Small businesses have to fundraise to get the ball rolling
July 17, 2012
Many small business owners are looking to run their own company after spending years in another industry or school. Unless the leader is independently wealthy, it is likely that the owner will have to participate in some form of fundraising to raise money for operations until the business can get on its feet.
There are numerous tips and tricks that can be used to obtain money from individuals or other companies. Many experts give the owners of a small business advice concerning best practices while trying to entice investors, as it is essential and can mean the difference between success and disaster.
Start when you're ready
Entrepreneurs must always remember why they are trying to open their company - they want to work for themselves in a field they're passionate about. They must use this spirit to ensure they are not talked into fundraising schemes before they are ready, Entrepreneur Magazine warned.
An owner should never proceed with plans before they're ready.

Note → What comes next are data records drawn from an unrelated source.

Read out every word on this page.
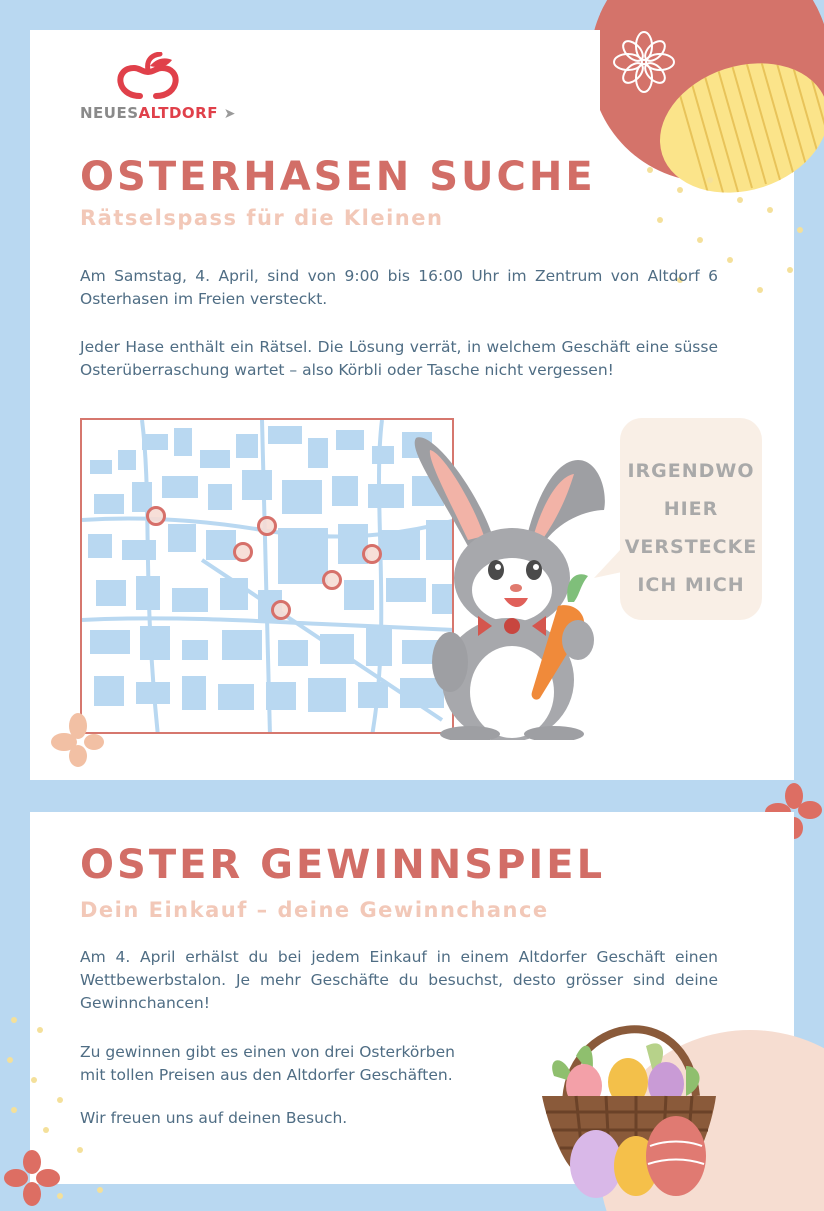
NEUESALTDORF ➤
OSTERHASEN SUCHE
Rätselspass für die Kleinen
Am Samstag, 4. April, sind von 9:00 bis 16:00 Uhr im Zentrum von Altdorf 6 Osterhasen im Freien versteckt.
Jeder Hase enthält ein Rätsel. Die Lösung verrät, in welchem Geschäft eine süsse Osterüberraschung wartet – also Körbli oder Tasche nicht vergessen!
IRGENDWO
HIER
VERSTECKE
ICH MICH
OSTER GEWINNSPIEL
Dein Einkauf – deine Gewinnchance
Am 4. April erhälst du bei jedem Einkauf in einem Altdorfer Geschäft einen Wettbewerbstalon. Je mehr Geschäfte du besuchst, desto grösser sind deine Gewinnchancen!
Zu gewinnen gibt es einen von drei Osterkörben
mit tollen Preisen aus den Altdorfer Geschäften.
Wir freuen uns auf deinen Besuch.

Even if an investor comes knocking before company plans are put in place, Entrepreneur said the leader should wait and pursue the plans on his own time.
Once pitches have begun, however, leaders should consider themselves locked in and try to secure deals as quickly and efficiently as possible, the magazine suggested. This can serve to stave off second thoughts from donors and assure that the business plan is proceeding smoothly.
Establish deadlines but remain open
Investors want to know that a company owner is serious about business prospects, which can be proven by creating deadlines. Entrepreneur Magazine reported owners have to notify potential investors about deadlines, establishing that they are firm. Otherwise, the donor may take a long time while mulling over the situation, which could prolong the process of opening the firm.
However, the source said, if a worthwhile investor needs more time, flexibility is key. If an entrepreneur honors a request for more time, that generosity may provide the building blocks for a lucrative business relationship down the road.
Don't choose one single source
Take Command explained that relying on only one source of funding is one of the biggest mistakes a small business owner can make. This goes for many different potential investors, the source said - a leader should consult with multiple different banks and loan officers, as well as a number of angel investors that show interest.
The CEO and chairman of Starbucks, Howard Schultz, wrote in his book - Pour Your Heart Into It - that after consulting with nearly 250 potential funders, only 25 percent chose to invest, Take Command reported. With persistence, the firm can most likely amass a generous sum.